毎日一つずつ進めても、週末にまとめても構いません。
「10分で作文を完成させる」のではありません。
作文に必要な一つの作業を、10分で終えると考えます。
【夏休みの練習は、適性検査作文にもつながる】
公立中高一貫校の適性検査作文では、自分の体験を具体例として書く問題があります。
そのとき必要になるのが、
どこで何が起きたか。
誰と関わったか。
自分が何をしたか。
その後、何が変わったか。
を具体的に説明する力です。
夏休みに日常の一場面を、場所、物、人の言葉、自分の動きに分けて書く練習をしておくと、設問に合う場合に、適性検査作文の具体例として使いやすくなります。

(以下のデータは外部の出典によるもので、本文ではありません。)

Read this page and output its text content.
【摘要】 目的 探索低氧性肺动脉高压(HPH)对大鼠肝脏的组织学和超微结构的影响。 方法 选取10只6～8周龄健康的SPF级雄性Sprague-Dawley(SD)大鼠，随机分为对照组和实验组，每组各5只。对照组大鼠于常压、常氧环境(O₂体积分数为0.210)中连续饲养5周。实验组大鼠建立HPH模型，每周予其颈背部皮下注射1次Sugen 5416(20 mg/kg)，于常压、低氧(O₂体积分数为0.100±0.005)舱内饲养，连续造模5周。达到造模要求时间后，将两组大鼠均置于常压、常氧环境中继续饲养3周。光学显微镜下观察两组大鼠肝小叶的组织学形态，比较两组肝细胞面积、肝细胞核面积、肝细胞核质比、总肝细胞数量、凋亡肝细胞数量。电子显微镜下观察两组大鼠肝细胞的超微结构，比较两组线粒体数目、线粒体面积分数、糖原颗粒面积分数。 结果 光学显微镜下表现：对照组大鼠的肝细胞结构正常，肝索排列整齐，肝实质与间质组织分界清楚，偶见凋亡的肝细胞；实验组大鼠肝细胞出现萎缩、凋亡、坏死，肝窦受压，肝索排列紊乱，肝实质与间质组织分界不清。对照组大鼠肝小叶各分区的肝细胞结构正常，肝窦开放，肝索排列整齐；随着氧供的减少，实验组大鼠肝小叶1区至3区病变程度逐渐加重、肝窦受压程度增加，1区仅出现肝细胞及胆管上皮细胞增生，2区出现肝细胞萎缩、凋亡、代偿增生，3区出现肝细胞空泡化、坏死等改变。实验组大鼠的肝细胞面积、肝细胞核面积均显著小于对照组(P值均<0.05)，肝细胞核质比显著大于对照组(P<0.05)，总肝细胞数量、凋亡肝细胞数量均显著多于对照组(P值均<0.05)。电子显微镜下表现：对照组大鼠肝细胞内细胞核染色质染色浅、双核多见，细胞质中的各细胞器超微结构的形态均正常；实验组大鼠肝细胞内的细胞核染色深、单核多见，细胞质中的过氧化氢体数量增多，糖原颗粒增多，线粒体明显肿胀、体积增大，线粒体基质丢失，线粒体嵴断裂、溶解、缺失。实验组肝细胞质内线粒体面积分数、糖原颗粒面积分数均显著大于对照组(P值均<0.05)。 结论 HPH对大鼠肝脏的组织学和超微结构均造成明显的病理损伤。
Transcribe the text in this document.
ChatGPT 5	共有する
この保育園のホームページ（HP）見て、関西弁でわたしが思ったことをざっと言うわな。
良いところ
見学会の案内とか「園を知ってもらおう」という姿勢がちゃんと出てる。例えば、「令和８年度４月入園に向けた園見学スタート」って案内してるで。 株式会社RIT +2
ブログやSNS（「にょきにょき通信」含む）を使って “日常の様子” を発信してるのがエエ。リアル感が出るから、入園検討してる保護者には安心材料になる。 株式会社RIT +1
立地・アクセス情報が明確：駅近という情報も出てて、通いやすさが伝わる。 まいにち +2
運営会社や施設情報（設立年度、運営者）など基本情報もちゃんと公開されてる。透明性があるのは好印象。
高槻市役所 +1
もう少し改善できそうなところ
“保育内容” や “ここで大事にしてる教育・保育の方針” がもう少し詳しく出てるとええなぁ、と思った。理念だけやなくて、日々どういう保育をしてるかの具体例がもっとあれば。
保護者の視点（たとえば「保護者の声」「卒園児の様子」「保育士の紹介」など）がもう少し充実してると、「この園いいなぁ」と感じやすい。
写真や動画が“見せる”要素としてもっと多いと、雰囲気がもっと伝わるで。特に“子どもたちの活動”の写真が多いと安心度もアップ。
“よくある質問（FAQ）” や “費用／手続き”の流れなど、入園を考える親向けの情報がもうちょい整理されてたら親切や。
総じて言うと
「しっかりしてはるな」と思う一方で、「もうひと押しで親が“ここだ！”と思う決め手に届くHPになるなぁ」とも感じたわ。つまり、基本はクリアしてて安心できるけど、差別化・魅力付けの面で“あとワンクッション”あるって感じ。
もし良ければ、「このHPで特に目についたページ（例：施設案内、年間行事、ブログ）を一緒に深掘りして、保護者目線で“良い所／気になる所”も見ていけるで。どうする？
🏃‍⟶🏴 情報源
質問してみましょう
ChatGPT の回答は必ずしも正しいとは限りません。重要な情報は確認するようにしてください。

ただし、準備した体験を、どの問題にも無理に当てはめるものではありません。
適性検査作文の詳しい形式や対策は、関連記事で確認してください。
【まとめ】
作文が書けない子に、夏休み中、毎日作文を書かせる必要はありません。
大切なのは、
一つの場面を選ぶ。
場所、物、人の言葉、自分の動きを取り出す。
文章を最初、出来事、最後に分ける。
本人の体験を使って、一文を詳しくする。
という作業を一つずつ練習することです。
完成作文は、一週間に一本でも構いません。
親も、毎回すべてを直す必要はありません。
その日に練習した一項目だけを確認します。
毎日長く書かせるより、短い時間で作文の部品を作れるようにする。
それが、作文への苦手意識を減らし、秋以降の記述や適性検査作文にもつながります。